Häufigkeitsverteilung labordiagnostischer Werte

Bevor die Verteilung der Messwerte eines bestimmten Laborparameters untersucht und beurteilt werden kann, muss Klarheit über die zu beantwortende diagnostische Fragestellung bestehen.
Soll die Untersuchung etwa zur Unterscheidung einer Erkrankung von einer anderen dienen, die mit gleichen oder ähnlichen klinischen Symptomen einhergehen, interessiert nicht der Vergleich "Gesund - Krank". Es müssen dann die Verteilungen der Werte bei den differentialdiagnostisch in Frage kommenden Erkrankungen untersucht werden.
Sind die Träger einer bisher symptomlos verlaufenden Krankheit unter Gesunden herauszufinden, müssen die Verteilungen von Gesunden mit denjenigen der Kranken verglichen werden. Die Ermittlung der Messwertverteilung eines Laborparameters liefert nur dann aussagefähige Ergebnisse, wenn man exakt definierte Gruppen untersucht. Zur exakten Definition des Zustandes der Mitglieder einer solchen Gruppe gehören nicht nur die Feststellung "Krankheit X vorhanden oder nicht", sondern außerdem:
  • die Bedingungen, unter denen festgelegt wurde, ob die zu Untersuchenden zur einen oder anderen Gruppe (Referenzgruppe) gehören,
  • die Beschreibung der Population (Referenzpopulation), aus der die zu Untersuchenden (Referenzindividuen) ausgewählt wurden,
  • die Bedingungen (Referenzbedingungen), unter denen das Untersuchungsmaterial gewonnen, transportiert und zur Analyse vorbereitet wurde,
  • die analytische Methode, welche zur Bestimmung der Referenzwerte verwendet wurde.
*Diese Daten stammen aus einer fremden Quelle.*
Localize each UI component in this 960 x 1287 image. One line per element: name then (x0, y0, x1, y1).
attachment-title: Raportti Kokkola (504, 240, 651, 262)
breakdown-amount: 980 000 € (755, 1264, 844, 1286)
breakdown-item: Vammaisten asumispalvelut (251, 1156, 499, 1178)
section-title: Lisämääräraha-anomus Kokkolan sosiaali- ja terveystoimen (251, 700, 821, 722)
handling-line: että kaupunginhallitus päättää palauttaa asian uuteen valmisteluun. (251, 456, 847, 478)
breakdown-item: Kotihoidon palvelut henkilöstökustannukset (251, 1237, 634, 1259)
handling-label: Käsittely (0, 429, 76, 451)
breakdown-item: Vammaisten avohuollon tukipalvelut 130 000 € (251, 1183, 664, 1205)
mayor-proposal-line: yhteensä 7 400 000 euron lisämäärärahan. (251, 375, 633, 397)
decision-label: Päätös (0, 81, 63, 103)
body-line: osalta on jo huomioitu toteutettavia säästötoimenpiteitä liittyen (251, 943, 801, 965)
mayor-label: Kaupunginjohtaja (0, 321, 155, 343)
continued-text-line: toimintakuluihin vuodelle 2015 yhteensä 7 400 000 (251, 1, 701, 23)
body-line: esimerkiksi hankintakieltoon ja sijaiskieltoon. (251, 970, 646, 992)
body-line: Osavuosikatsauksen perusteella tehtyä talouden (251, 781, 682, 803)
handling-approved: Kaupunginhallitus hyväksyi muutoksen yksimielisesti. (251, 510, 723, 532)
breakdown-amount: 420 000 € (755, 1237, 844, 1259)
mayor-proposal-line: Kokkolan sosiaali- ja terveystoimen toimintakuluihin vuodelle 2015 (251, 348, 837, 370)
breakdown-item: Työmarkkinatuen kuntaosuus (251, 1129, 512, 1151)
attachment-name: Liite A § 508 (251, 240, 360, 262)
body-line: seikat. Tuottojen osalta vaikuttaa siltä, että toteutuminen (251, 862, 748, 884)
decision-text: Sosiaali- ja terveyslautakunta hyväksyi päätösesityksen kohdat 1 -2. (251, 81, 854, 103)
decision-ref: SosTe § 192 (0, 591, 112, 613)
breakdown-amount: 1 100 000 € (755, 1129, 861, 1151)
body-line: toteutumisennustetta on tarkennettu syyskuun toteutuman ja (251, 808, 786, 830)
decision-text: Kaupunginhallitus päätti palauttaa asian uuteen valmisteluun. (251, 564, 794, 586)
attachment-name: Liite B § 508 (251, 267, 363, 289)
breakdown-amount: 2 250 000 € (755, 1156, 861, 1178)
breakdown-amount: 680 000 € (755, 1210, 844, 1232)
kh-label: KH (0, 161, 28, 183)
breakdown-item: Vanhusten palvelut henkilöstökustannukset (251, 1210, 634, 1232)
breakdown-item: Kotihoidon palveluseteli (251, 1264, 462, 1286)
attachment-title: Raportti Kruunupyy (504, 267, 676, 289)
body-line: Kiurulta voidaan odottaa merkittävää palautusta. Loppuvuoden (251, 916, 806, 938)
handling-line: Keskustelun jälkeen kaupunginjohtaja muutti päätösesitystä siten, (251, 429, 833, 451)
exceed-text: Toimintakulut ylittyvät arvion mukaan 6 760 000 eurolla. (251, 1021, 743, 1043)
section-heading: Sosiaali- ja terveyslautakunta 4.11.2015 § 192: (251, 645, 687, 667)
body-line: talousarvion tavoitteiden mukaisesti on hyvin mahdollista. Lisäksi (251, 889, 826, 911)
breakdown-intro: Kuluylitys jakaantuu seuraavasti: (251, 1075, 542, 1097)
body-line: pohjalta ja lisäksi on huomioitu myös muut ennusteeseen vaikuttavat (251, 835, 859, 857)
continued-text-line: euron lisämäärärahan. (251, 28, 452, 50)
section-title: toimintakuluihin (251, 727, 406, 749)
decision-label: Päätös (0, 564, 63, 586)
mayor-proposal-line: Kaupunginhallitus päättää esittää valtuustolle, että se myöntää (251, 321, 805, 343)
  • Untenstehende Abbildung zeigt die Verteilug eines fiktiven Laborparameters unter zwei Rreferenzgruppen. Die Messwerte müssen dabei nicht immer einer Normalverteilung (symmetrische Glockenform) entsprechen. Oft ergeben erst die logarithmierten Werte eine Normalverteilung . Schließlich können sie oft gar keinem bestimmten Verteilungstyp zugeordnet werden.


    Die Zugehörigkeit zu einem bestimmten Verteilungstyp bedeutet an sich weder Vor- noch Nachteil, was die diagnostische Wertigkeit des Parameters betrifft. Sie ist aber insofern von Bedeutung, als sie auf die adäquate mathematische Bearbeitung der Daten hinweist, die erforderlich ist, um Referenzbereiche festzulegen.
    Desweiteren macht die Abbildung deutlich, dass es Messwerte gibt, die sowohl bei Mitgliedern der Gruppe 1 als auch bei denen der Gruppe 2 vorkommen: die Verteilungen der Gruppen überlappen einander.
    Die Ursachen für diese Überlappungen sind:
  • biologische Schwankungsbreite des Parameters (biochemische Individualität, bei Festlegung der Referenzbedingungen nicht erfasste Störungen o.ä.),
  • Erfassung von Übergangsformen zwischen den Gruppen 1 und 2 (Krankheit ist ein Entwicklungsprozess und kein stationärer Zustand),
  • Unschärfe des Untersuchungsverfahrens.
  • Die Särke dieser Überlappung ist letztendlich das Maß für die Qualität, mit der ein Laborparameter die an ihn gestellte diagnostische Frage (Zuordnung der Einzelindividuen zu Gruppe 1 oder 2) beantwortet werden kann und damit das Maß für seine diagnostische Wertigkeit.